Gabriella Flacke cringed as she looked at the CT scan images of the inside of Aubergine’s head.
She was hoping to see improvement from a surgery done May 25 to fix a cleft palate, a common condition in humans.
Instead, she said Aubergine’s soft palate was still too short, meaning food was able to get into his nasal cavities, a condition that causes rhinitis and ear infections.
Complicating the problem: Aubergine is a pygmy hippopotamus weighing nearly 150 pounds, and this kind of congenital birth defect had never been identified before in this species, said Flacke, who specializes in the breed.
“There is no precedent for how to address the problem,” she said. “No one’s ever done this type of surgery before.”
The staff at Zoo Miami first discovered Aubergine’s problem shortly after his August 2018 birth because food would come out of his nose.

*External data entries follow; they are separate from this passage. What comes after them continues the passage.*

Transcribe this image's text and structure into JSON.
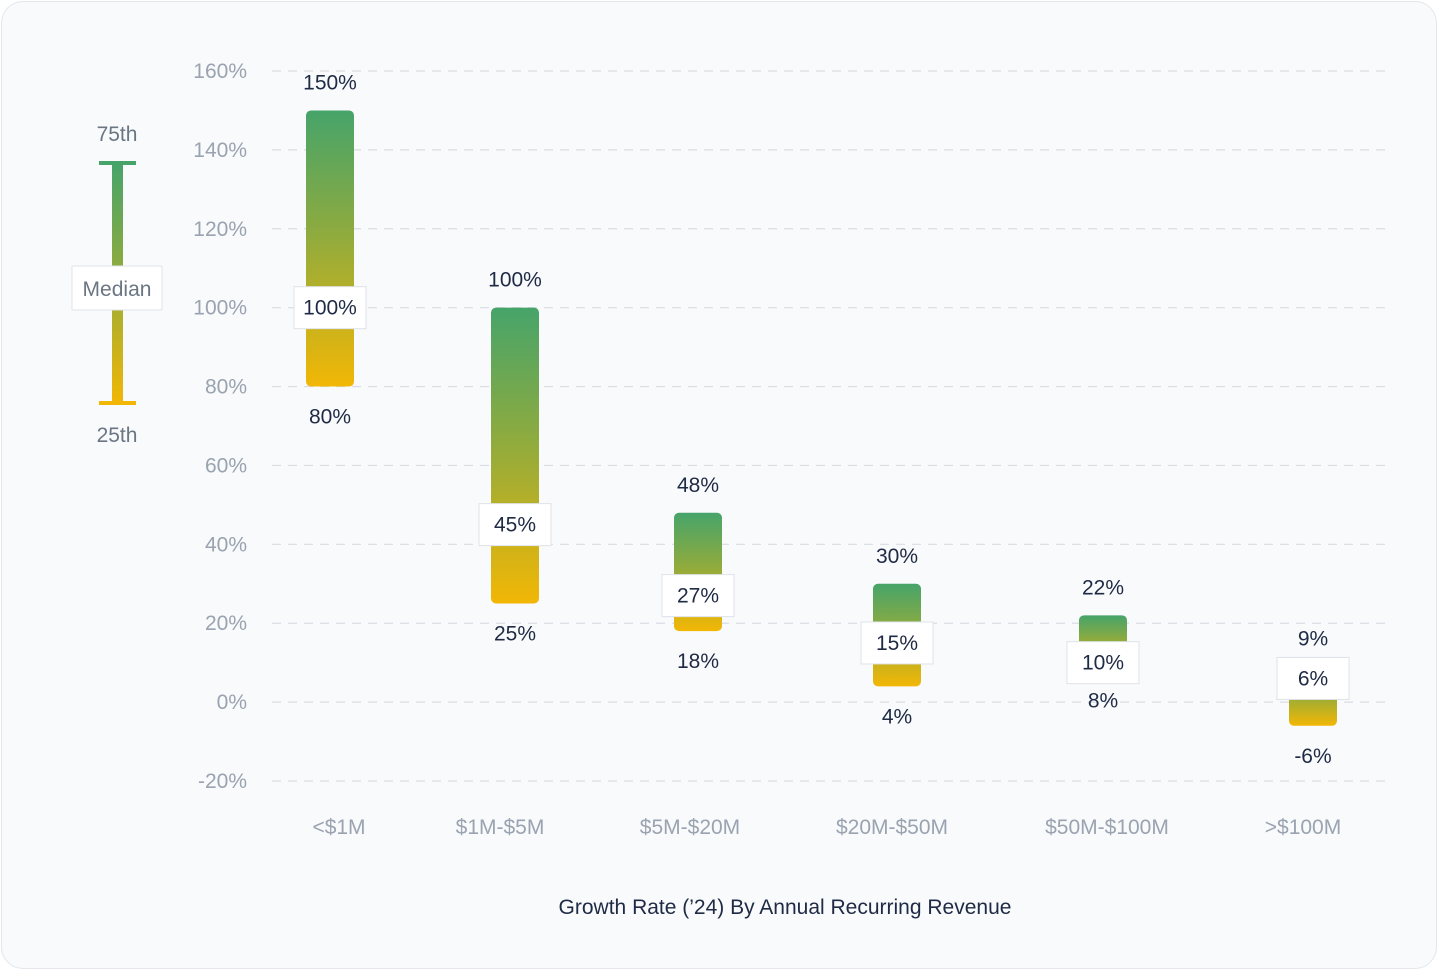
{
  "chart_data": {
    "type": "bar",
    "title": "",
    "xlabel": "Growth Rate (’24) By Annual Recurring Revenue",
    "ylabel": "",
    "ylim": [
      -20,
      160
    ],
    "yticks": [
      "160%",
      "140%",
      "120%",
      "100%",
      "80%",
      "60%",
      "40%",
      "20%",
      "0%",
      "-20%"
    ],
    "ytick_values": [
      160,
      140,
      120,
      100,
      80,
      60,
      40,
      20,
      0,
      -20
    ],
    "grid": true,
    "categories": [
      "<$1M",
      "$1M-$5M",
      "$5M-$20M",
      "$20M-$50M",
      "$50M-$100M",
      ">$100M"
    ],
    "series": [
      {
        "name": "75th",
        "values": [
          150,
          100,
          48,
          30,
          22,
          9
        ],
        "labels": [
          "150%",
          "100%",
          "48%",
          "30%",
          "22%",
          "9%"
        ]
      },
      {
        "name": "Median",
        "values": [
          100,
          45,
          27,
          15,
          10,
          6
        ],
        "labels": [
          "100%",
          "45%",
          "27%",
          "15%",
          "10%",
          "6%"
        ]
      },
      {
        "name": "25th",
        "values": [
          80,
          25,
          18,
          4,
          8,
          -6
        ],
        "labels": [
          "80%",
          "25%",
          "18%",
          "4%",
          "8%",
          "-6%"
        ]
      }
    ]
  },
  "legend": {
    "top_label": "75th",
    "middle_label": "Median",
    "bottom_label": "25th"
  },
  "colors": {
    "top": "#46a46a",
    "middle": "#b5b030",
    "bottom": "#f2b705",
    "grid": "#d9dde3"
  }
}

Flacke said while Aubergine “does normal hippo things,” such as swimming, running and playing, the defect can cause problems later in life. With only 400 pygmy hippos in zoos around the world, Flacke said it is important to track these kinds of conditions, first to protect the animal and second as a learning resource for the species.
So in May, a team of doctors — including a plastic surgeon who works on humans — came together to try to repair the defect. The lengthy procedure involved using some of Aubergine’s tissue to extend his soft palate.

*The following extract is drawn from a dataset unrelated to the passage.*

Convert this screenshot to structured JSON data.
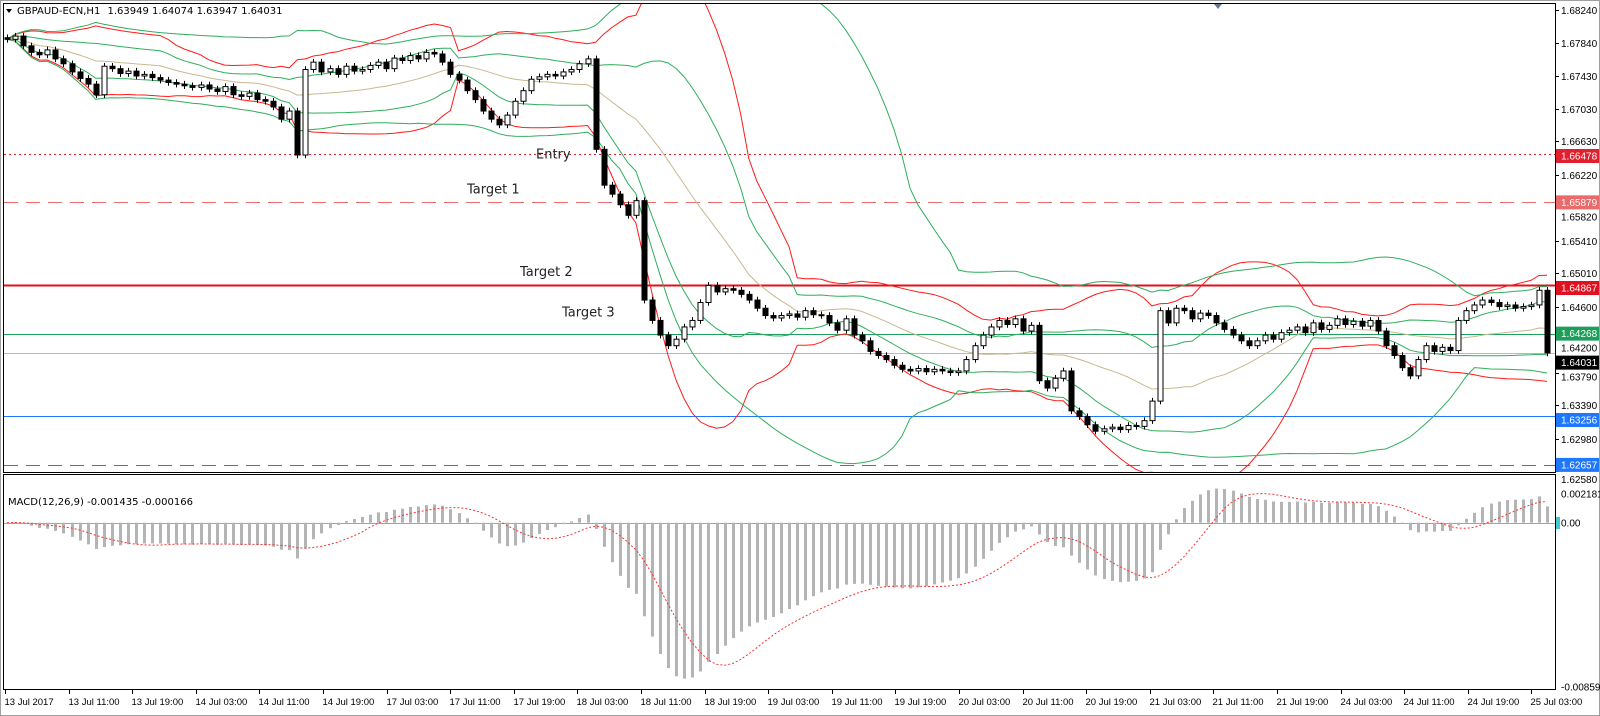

For two weeks, the hippo was given soft food instead of his normal hay and grains. Dr. Briana Danielson, a veterinarian who specializes in animal surgery, said the surgery by nature has a high fail rate because it’s hard to protect the palate. It’s even more challenging when it comes to Aubergine because he is an herbivore and mainly eats hay and grains.
After the surgery, zookeepers didn’t notice a marked improvement, Flacke said. Food was still coming out of his nose. So they wanted to check their work — which isn’t that routine when it comes to a hippo.
On Friday, Aubergine was given a tranquilizer, loaded into a van and driven to the zoo’s animal hospital where a team — mostly made up of volunteers — waited. He was quickly intubated and hooked up to whirring and beeping machines. While one technician took blood, another person secured his breathing tube.
Danielson stuck her gloved hand in the animal’s mouth to feel the tissue. It didn’t seem to go as far as it should, she said.
Then the hippo was put back on the stretcher and taken to the Mobile Pet Imaging truck parked outside. Dr. Xavier Meaux, who handled the imaging, said he usually handles cats and dogs, but being able to help diagnose a hippo is very satisfying.
“It’s important information for the species,” he said.
Aubergine was loaded in the truck, rear-end first, put in the bed of the machine, then readied for a scan that would last more than 10 minutes. When it was complete, zoo staff gave him medicine to reverse the effects of the tranquilizer. Meanwhile, the images popped on the screen.
Danielson and Flacke stared at them for a while and decided they’d have to look at the scans closely and come up with a new plan to fix the problem. Initial review of the images showed that the soft palate was still too short.
Aubergine was then loaded back onto the van and sent to his enclosure.
“We want him to live as good of a life as he can,” Flacke said.